Figure 2 shows that in all cases, the ARSD stabilizes by \(s= 2 w\) swaps or earlier (by \(s= w\)), i.e., the mixing time appears to be linear in \(w\). For Chess, the fluctuations in the ARSD may seem large due to the scale of the y-axis, which is much smaller in Fig. 2b than in the other subfigures. The fact that DirectROA requires approximately the same number of steps as ROhAN-m to converge, combined with the fact that each step of DirectROA takes longer (Table 3 and 1), support the design decisions behind ROhAN-m, as we argued in Sect. 5.4.

6 Conclusion

We introduce a novel type of null models for transactional and sequence datasets, which is Row-order Agnostic (ROA), i.e., does not consider the order of the rows as fixed in the original dataset. These null models expand the collection of null models available to the users to test the significance of results obtained from the datasets, i.e., to perform statistically-sound KDD. We present ROhAN, an algorithmic framework for drawing samples from ROA models according to a user-specified distribution, which is a necessary step to assess the significance using resampling-based statistical hypothesis tests. ROhAN employs algorithms for sampling from Row-Order Enforcing (ROE) null models as subroutines: it uses the Metropolis-Hastings approach to adapt Markov-Chain-Monte-Carlo algorithms, and rejection sampling for the others. ROhAN is “future-proof” in the sense that even future algorithms for future ROE models can be easily adapted to be used by ROhAN.
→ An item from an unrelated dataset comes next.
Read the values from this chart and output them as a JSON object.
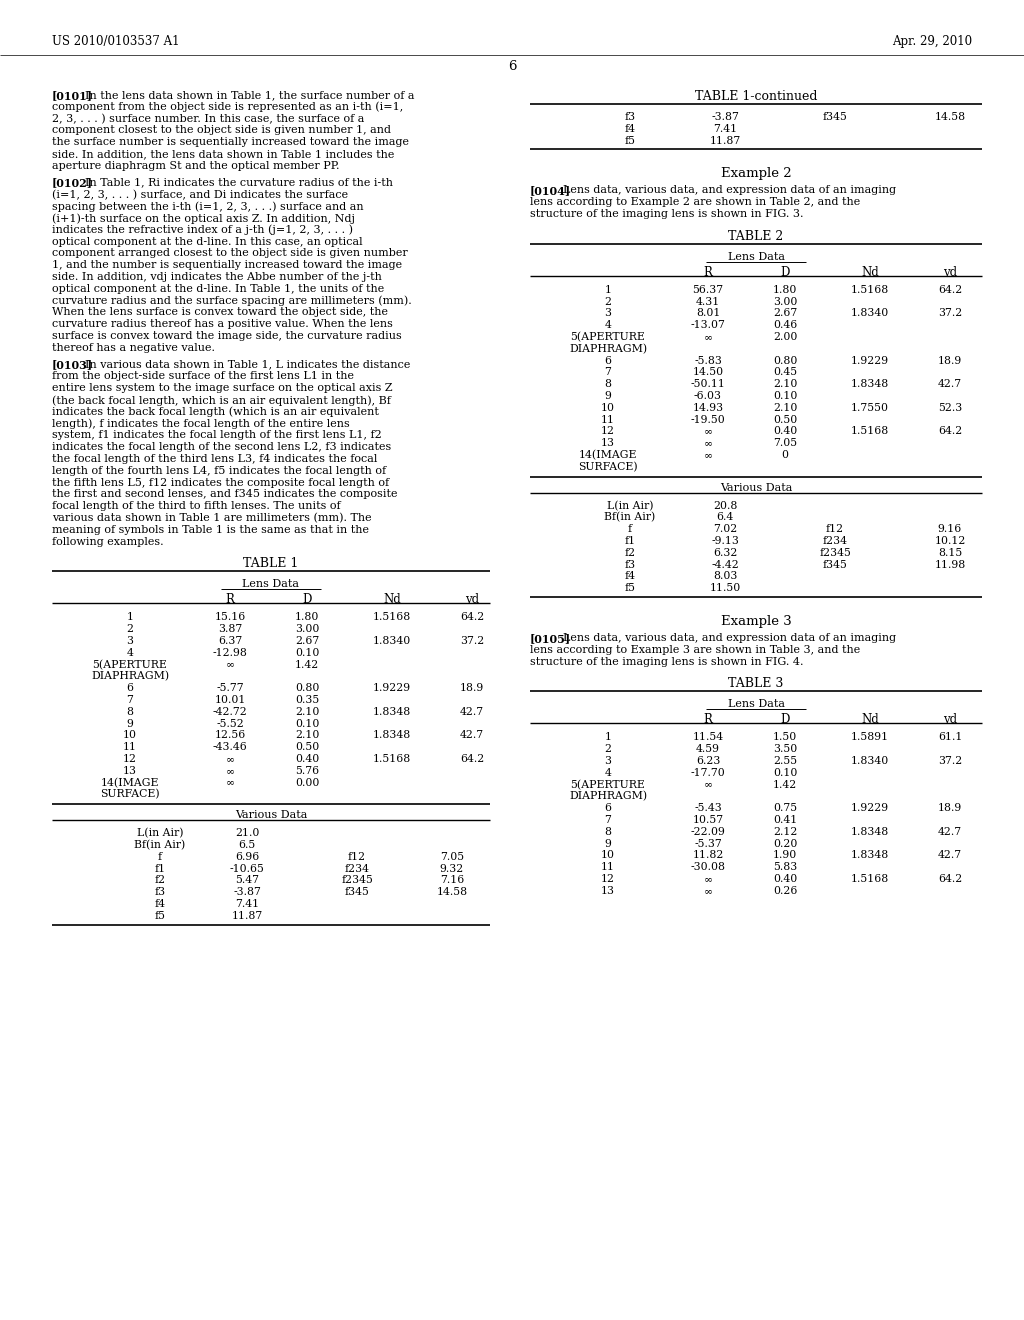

Our experimental evaluation shows that ROA and ROE models are quite different, and this difference impacts the outcomes of the statistical validation of results. We also show that ROhAN is fast, and scales well.

Interesting directions for future work include the definition of ROA null models for other kind of data (e.g., real-valued datasets) and of maximum-entropy ROA models, and efficient algorithms to sample from these null models.